Maybe it doesn’t always let you have your cup of coffee first before it comes in swinging with what-if’s and who am I’s, but it at least allows you the opportunity to start over. Start fresh.
On any given day you can decide you don’t want this anymore and make the changes necessary to work towards the life you want to create. And then of course share it online with your friends.
Here are some ways I plan to clear the cache and start fresh:
+ Organize and clean up my space in a way that makes sense for me. Sure, it’s fun to look up how others organize spaces like their nightstands, but what makes the most sense in my nightstands for me? I recently went through this process with my desk and it was honestly such a mental relief. Now I have things in it that I actually use, rather than items I just thought should be in there.
+ Refocus on dedicating time to blog posts – let’s aim for once per week. If it’s more than that, great.

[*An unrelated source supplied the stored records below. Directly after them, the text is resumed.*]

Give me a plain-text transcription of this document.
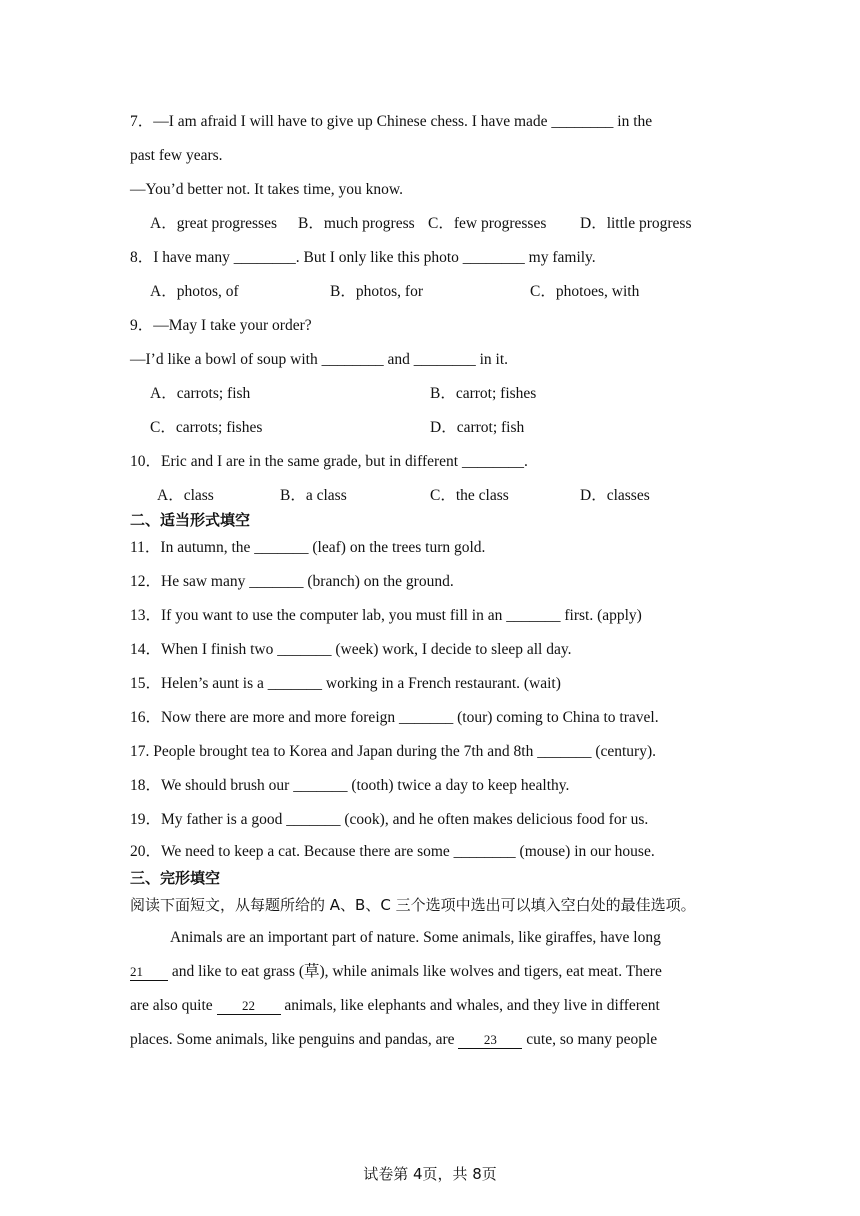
7．—I am afraid I will have to give up Chinese chess. I have made ________ in the
past few years.
—You’d better not. It takes time, you know.
A．great progresses B．much progress C．few progresses D．little progress
8．I have many ________. But I only like this photo ________ my family.
A．photos, of	B．photos, for	C．photoes, with
9．—May I take your order?
—I’d like a bowl of soup with ________ and ________ in it.
A．carrots; fish	B．carrot; fishes
C．carrots; fishes	D．carrot; fish
10．Eric and I are in the same grade, but in different ________.
A．class	B．a class	C．the class	D．classes
二、适当形式填空
11．In autumn, the _______ (leaf) on the trees turn gold.
12．He saw many _______ (branch) on the ground.
13．If you want to use the computer lab, you must fill in an _______ first. (apply)
14．When I finish two _______ (week) work, I decide to sleep all day.
15．Helen’s aunt is a _______ working in a French restaurant. (wait)
16．Now there are more and more foreign _______ (tour) coming to China to travel.
17. People brought tea to Korea and Japan during the 7th and 8th _______ (century).
18．We should brush our _______ (tooth) twice a day to keep healthy.
19．My father is a good _______ (cook), and he often makes delicious food for us.
20．We need to keep a cat. Because there are some ________ (mouse) in our house.
三、完形填空
阅读下面短文，从每题所给的 A、B、C 三个选项中选出可以填入空白处的最佳选项。
Animals are an important part of nature. Some animals, like giraffes, have long
21 and like to eat grass (草), while animals like wolves and tigers, eat meat. There
are also quite 22 animals, like elephants and whales, and they live in different
places. Some animals, like penguins and pandas, are 23 cute, so many people
试卷第 4页，共 8页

+ Deprioritize other platforms and only post to them once per day, at least for now until I feel like my blog is in a good spot.
+ Handle outstanding Revolve and Amazon returns – silly to include here, but note to self: I need to get this done LOL.
+ Purge my closet (why does this all sound like a spring cleaning project?). Only keep what feels like “me”.
+ House projects house projects house projects. Ben and I need to start somewhere. It blows my mind that we’ve been here for five years and practically haven’t touched a single thing. I need the space to feel more like me (us?). Right now it simply doesn’t.